Rotary and up-cut shear knives
ESD treatment enhances the wear resistance of knives for edge trimming and slitting of heavy gage strips and plates. Cracks and fissures formed during edge trimming or shearing operations, initiate deterioration of the cutting edges, often leading to chipping of the edges. Surface deposition of super alloys on the reground shears and rotary knives, seals some these cracks. These hard alloys on the cutting edge also resist the abrasion wear due to the cut coil edge. The lifetime of treated cutting edge is prolonged by at least 100%.
Grips Used in Testing Laboratories
Grips used for pulling specimen in universal tensile testing machines are worn beyond further use by galling and wear due to constant pulling against high forces. These are resurfaced with super alloys and carbides to restore their gripping capability. ESD process increases the lifetime and extends the usability of grips.

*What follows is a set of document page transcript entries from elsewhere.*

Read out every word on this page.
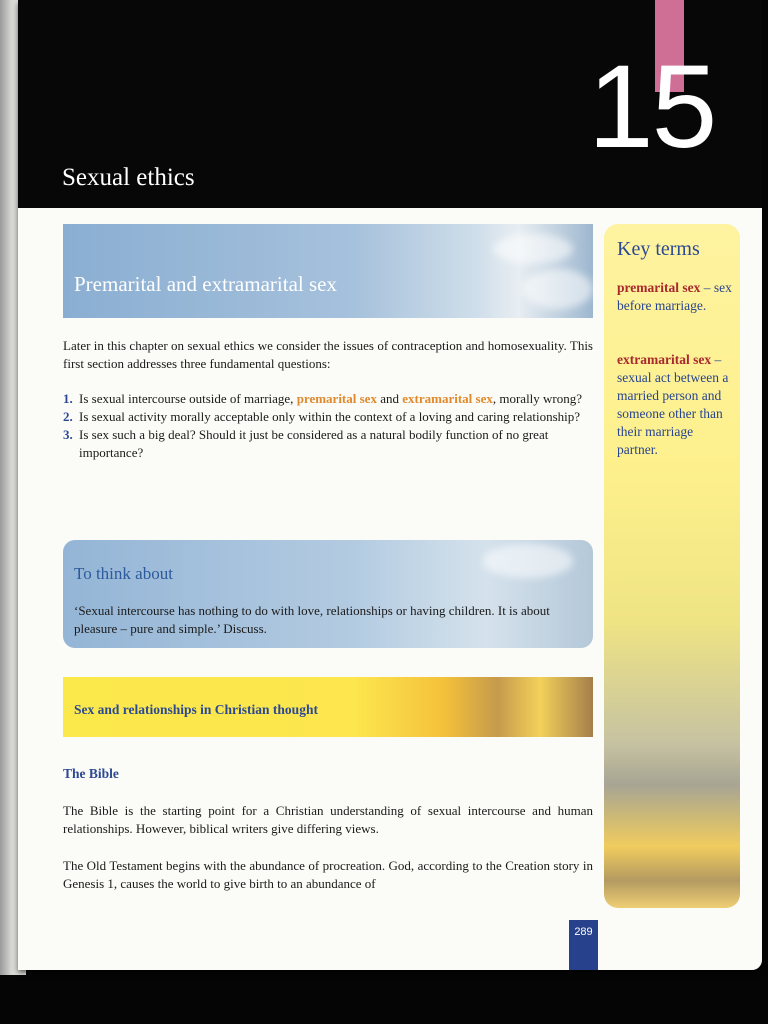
15
Sexual ethics
Premarital and extramarital sex
Later in this chapter on sexual ethics we consider the issues of contraception and homosexuality. This first section addresses three fundamental questions:
1. Is sexual intercourse outside of marriage, premarital sex and extramarital sex, morally wrong?
2. Is sexual activity morally acceptable only within the context of a loving and caring relationship?
3. Is sex such a big deal? Should it just be considered as a natural bodily function of no great importance?
To think about
‘Sexual intercourse has nothing to do with love, relationships or having children. It is about pleasure – pure and simple.’ Discuss.
Sex and relationships in Christian thought
The Bible
The Bible is the starting point for a Christian understanding of sexual intercourse and human relationships. However, biblical writers give differing views.
The Old Testament begins with the abundance of procreation. God, according to the Creation story in Genesis 1, causes the world to give birth to an abundance of
Key terms
premarital sex – sex before marriage.
extramarital sex – sexual act between a married person and someone other than their marriage partner.
289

High speed screw machines use feed fingers, pusher pads, collets, to hold and push work pieces. Due to the high speed of machining, the pressure required to hold the work piece is high. The relative movement between the holding device and work piece causes wear of the holding device that becomes undersized. The ESD process restores the dimensions of the worn holding devices. The surface hardness is also increased for better gripping power and lower collet pressure.
Stretcher Leveller Jaws
The teeth of the stretcher jaws used in flattening super alloys, and high performance steel sheets, are subjected to high wear. The worn teeth of the jaws are resurfaced with hard super alloys. The ESD process restores the hardness of clamping jaws and the tooth geometry to provide the required grip. The reconditioned stretch leveler jaws grip better.
Chuck jaws hardened by the ESD treatment, not only provide a better grip but also withstand severe shearing torque. The hardened surface maintains its original configuration.
Tongs used for lifting hot forging stock and slabs for rolling are subjected to high temperatures and wear. The ESD process deposits super alloys containing cobalt and chromium on the tips of the tongs that prolongs the tong's lifetimes significantly. The worn tong tips are restored to provide superior grip.
Guide and Feed Rolls
Guide rolls are used in rolling and processing of metals and for feeding rolls in spring manufacture. These are often subjected to severe erosion and galling. Surface treatment by the ESD process prolongs the life of these rolls. In high speed coiling of round wire springs, deposition of hard material to the wire grooves decreases slippage and increases free length accuracy.